On not changing with the times…

Last year, when Radio Shack (RSH) announced that it had reached a transition/consulting agreement with Chairman and CEO Len Roberts that would pay him over $41K a month to provide advice for 31 months after he stepped down as Chairman and CEO, the stock was trading at around $33 a share.

Fast forward to today, when the company filed Roberts’ actual agreement in an 8-K and you’ll quickly see that little has changed: Roberts will still collect $41.6K a month through December 2008 and Radio Shack will stay pay up to $100K a year to provide Roberts with office space and an administrative assistant (no word on whether he’ll be hiring the same decorator that former Wellpoint (WLP) CEO Len Schaeffer used). But the stock price is down around 50%. And Roberts’ hand-picked successor, Dave Edmondson, resigned in disgrace after the Fort Worth Star-Telegram revealed that Edmondson had padded his resume.

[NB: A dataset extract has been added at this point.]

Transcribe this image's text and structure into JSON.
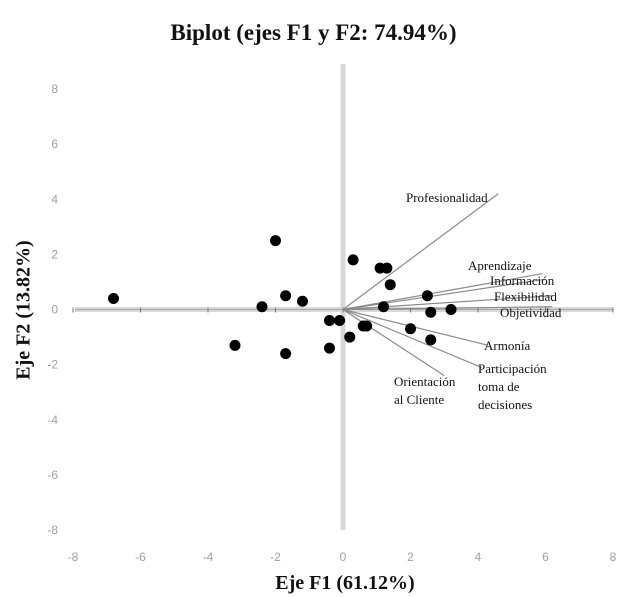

So given all of this, why is Roberts getting the same deal? And exactly what sort of advice will he be providing for that kind of money? Will the new CEO — whenever he or she is named — even want this advice that they’re forced to pay for? True to form, the agreement is pretty vague and only says that Roberts is expected to devote "reasonable hours" to his work, which primarily involves helping the CEO on various tasks, such as strategic planning. But given the challenges the company faces as it tries to recover, it seems questionable as to whether this is the best use of investors’ money.